Nilton Bicudo em ótimo trabalho de interpretação

"Myrna sou eu – Consultório sentimental de Nelson Rodrigues" é a mais nova incursão do diretor Elias Andreato no universo desse heterônimo rodriguiano. O personagem, que recentemente foi vivido por Luciana Borghi, agora chega ao Rio de Janeiro em espetáculo muito melhor. Com Nilton Bicudo em ótima atuação, o monólogo estreou em junho de 2013 em São Paulo e está aqui em cartaz, desde 6 de abril, no Teatro Poeira, em Botafogo. É a adaptação da coluna "Myrna Escreve" publicada no jornal carioca Diário da Noite entre março e outubro de 1949 reunida no livro "Não se pode amar e ser feliz ao mesmo tempo", da Companhia das Letras. Um ótimo momento da programação teatral carioca na temporada.

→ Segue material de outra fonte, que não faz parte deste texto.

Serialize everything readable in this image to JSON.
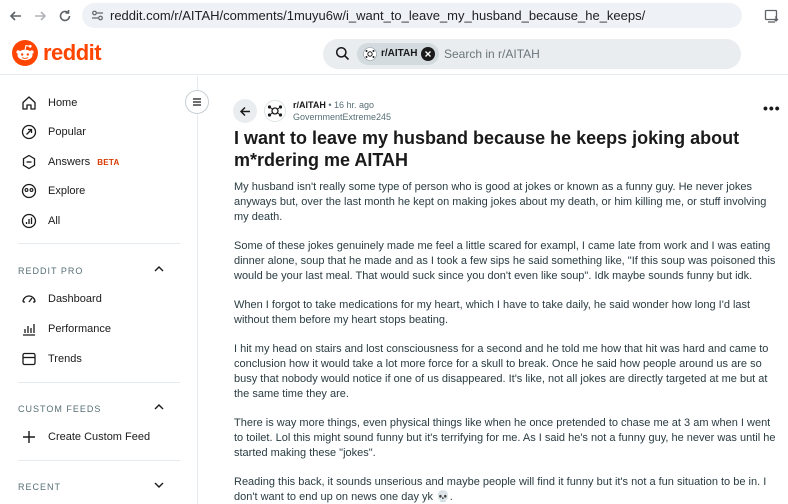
{
  "browser": {
    "url": "reddit.com/r/AITAH/comments/1muyu6w/i_want_to_leave_my_husband_because_he_keeps/"
  },
  "header": {
    "logo_text": "reddit",
    "search_chip": "r/AITAH",
    "search_placeholder": "Search in r/AITAH"
  },
  "sidebar": {
    "items": [
      {
        "label": "Home",
        "icon": "home-icon"
      },
      {
        "label": "Popular",
        "icon": "popular-icon"
      },
      {
        "label": "Answers",
        "icon": "answers-icon",
        "badge": "BETA"
      },
      {
        "label": "Explore",
        "icon": "explore-icon"
      },
      {
        "label": "All",
        "icon": "all-icon"
      }
    ],
    "reddit_pro": {
      "title": "REDDIT PRO",
      "items": [
        {
          "label": "Dashboard",
          "icon": "dashboard-icon"
        },
        {
          "label": "Performance",
          "icon": "performance-icon"
        },
        {
          "label": "Trends",
          "icon": "trends-icon"
        }
      ]
    },
    "custom_feeds": {
      "title": "CUSTOM FEEDS",
      "create_label": "Create Custom Feed"
    },
    "recent": {
      "title": "RECENT"
    }
  },
  "post": {
    "subreddit": "r/AITAH",
    "time": "• 16 hr. ago",
    "author": "GovernmentExtreme245",
    "title": "I want to leave my husband because he keeps joking about m*rdering me AITAH",
    "paragraphs": [
      "My husband isn't really some type of person who is good at jokes or known as a funny guy. He never jokes anyways but, over the last month he kept on making jokes about my death, or him killing me, or stuff involving my death.",
      "Some of these jokes genuinely made me feel a little scared for exampl, I came late from work and I was eating dinner alone, soup that he made and as I took a few sips he said something like, \"If this soup was poisoned this would be your last meal. That would suck since you don't even like soup\". Idk maybe sounds funny but idk.",
      "When I forgot to take medications for my heart, which I have to take daily, he said wonder how long I'd last without them before my heart stops beating.",
      "I hit my head on stairs and lost consciousness for a second and he told me how that hit was hard and came to conclusion how it would take a lot more force for a skull to break. Once he said how people around us are so busy that nobody would notice if one of us disappeared. It's like, not all jokes are directly targeted at me but at the same time they are.",
      "There is way more things, even physical things like when he once pretended to chase me at 3 am when I went to toilet. Lol this might sound funny but it's terrifying for me. As I said he's not a funny guy, he never was until he started making these \"jokes\".",
      "Reading this back, it sounds unserious and maybe people will find it funny but it's not a fun situation to be in. I don't want to end up on news one day yk 💀."
    ]
  },
  "colors": {
    "brand": "#ff4500",
    "beta": "#d93900"
  }
}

A dramaturgia e a direção de Elias Andreato
"Myrna sou eu" é baseado na coluna que anonimamente Nelson Rodrigues (1912-1980) manteve no jornal Diário da Noite. Nessa, o escritor, travestindo-se de uma consultora sentimental, respondia a cartas reais e ficcionais sobre problemas amorosos. Quase nada se sabia sobre quem era Myrna, identidade que se manteve misteriosa também como proposta de marketing. Em mais uma oportunidade dos leitores conferirem esse enorme talento para a escrita, os textos celebram o amor como marca indelével da natureza feminina. Além disso, revelam um conjunto de valores e de situações de toda a ordem que retratam parte do Brasil no fim dos anos de 1940.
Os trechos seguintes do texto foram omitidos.